February 2022 marks a year since Covax, the global vaccine-sharing initiative run by the World Health Organization (WHO) and others, made its first international shipment of Covid-19 vaccines.
A year later, only 6% of people in lower income countries are fully vaccinated against the virus, primarily in Africa and Asia. ‘Fully vaccinated’ means they have received two doses or a single dose of a one-dose vaccine.
Due to a combination of shortages, delays in deliveries and donations, and challenges in rolling out vaccines, Covax fell short of its 2021 goal.
While it aimed to deliver 1.8 billion doses to 92 low- and lower-middle- income economies, it had shipped only 1.1 billion doses by February 2022.
This Insight looks at the challenges for meeting the WHO’s target to vaccinate 70% of the world in 2022, and how it might be achieved.
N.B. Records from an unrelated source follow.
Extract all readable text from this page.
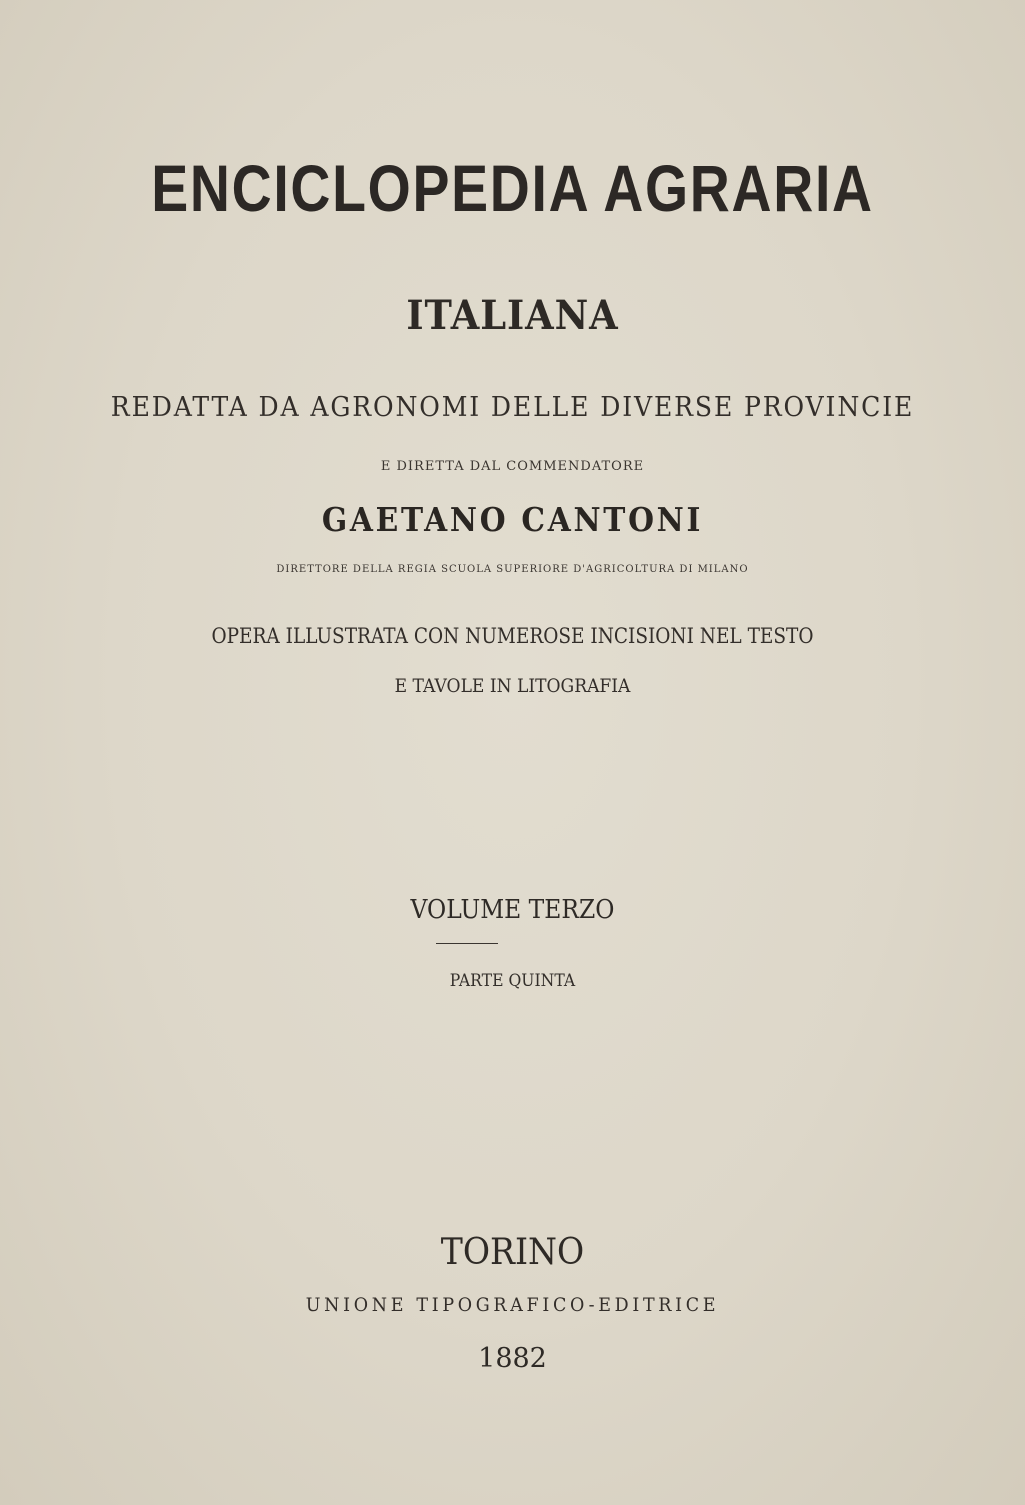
ENCICLOPEDIA AGRARIA
ITALIANA

REDATTA DA AGRONOMI DELLE DIVERSE PROVINCIE

E DIRETTA DAL COMMENDATORE

GAETANO CANTONI

DIRETTORE DELLA REGIA SCUOLA SUPERIORE D'AGRICOLTURA DI MILANO

OPERA ILLUSTRATA CON NUMEROSE INCISIONI NEL TESTO

E TAVOLE IN LITOGRAFIA

VOLUME TERZO

PARTE QUINTA

TORINO

UNIONE TIPOGRAFICO-EDITRICE

1882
The WHO set a target for 70% of the global population to be vaccinated against Covid-19 by September 2022. This has already been achieved in most high-income states.
The G20, which includes the UK and US, has also backed the goal.
In December 2021, the International Federation of Pharmaceutical Manufactures and Associations said 11.2 billion Covid-19 vaccines were manufactured in 2021.
This was sufficient to vaccinate 70% of the global population of 7.9 billion (excluding booster shots).
In late 2021, the WHO said its 70% target for 2022 is achievable, due to rising global production. It argues this is now “not a supply problem; it’s an allocation problem.”
As of December 2021, 80% of vaccines delivered to low-income countries have been via Covax.
Covax is funded by aid donors. It uses this funding to buy vaccines direct from manufacturers, in addition to those it receives as donations. In 2020 to 2021, the UK pledged £548 million to support its work.
Covax currently has sufficient funding and confirmed donations to deliver a total of 2.8 billion doses by mid-2022 (PDF). As of February 2022, 1.1 billion have been delivered. Delivering the rest will be partly dependent on the pace of delivery by manufactures and donors.
G7 countries, including the UK and US, together with “Team Europe” (the EU and neighbours including Norway), have pledged to donate one billion doses to other countries by June 2022.
Of this, Covax will allocate 870 million, including 80 million UK doses.
The Foreign Affairs Committee has argued the UK’s pledge falls “well short” of what is needed.
As of February 2022, around 500 million vaccines have been shipped, including 30 million from the UK.
The WHO and African Union have raised concerns that doses are often donated at short notice, resulting in vaccine wastage as countries cannot distribute them before they expire.
While the Oxford-AstraZeneca jab has been important to low-income countries, the WHO says its short shelf-life has complicated vaccine rollouts.
Pfizer, now likely to be the main supplier for Covax, has its own challenge. While Oxford-AstraZeneca is stored at regular fridge temperature, Pfizer requires freezers. Many countries lack cold-storage capacity, delaying rollouts.
Other challenges include vaccine hesitancy, lack of data for identifying vulnerable populations, and few local manufacturers, especially in Africa.
Whether there are sufficient vaccines is reliant on unknowns, such as the trajectory of the pandemic and any new variants of concern.
In January 2022, Covax said it had sufficient supplies to vaccinate 45% of the populations of eligible economies by mid-2022. However, it highlighted a lack of funding to purchase new doses—making donations even more important.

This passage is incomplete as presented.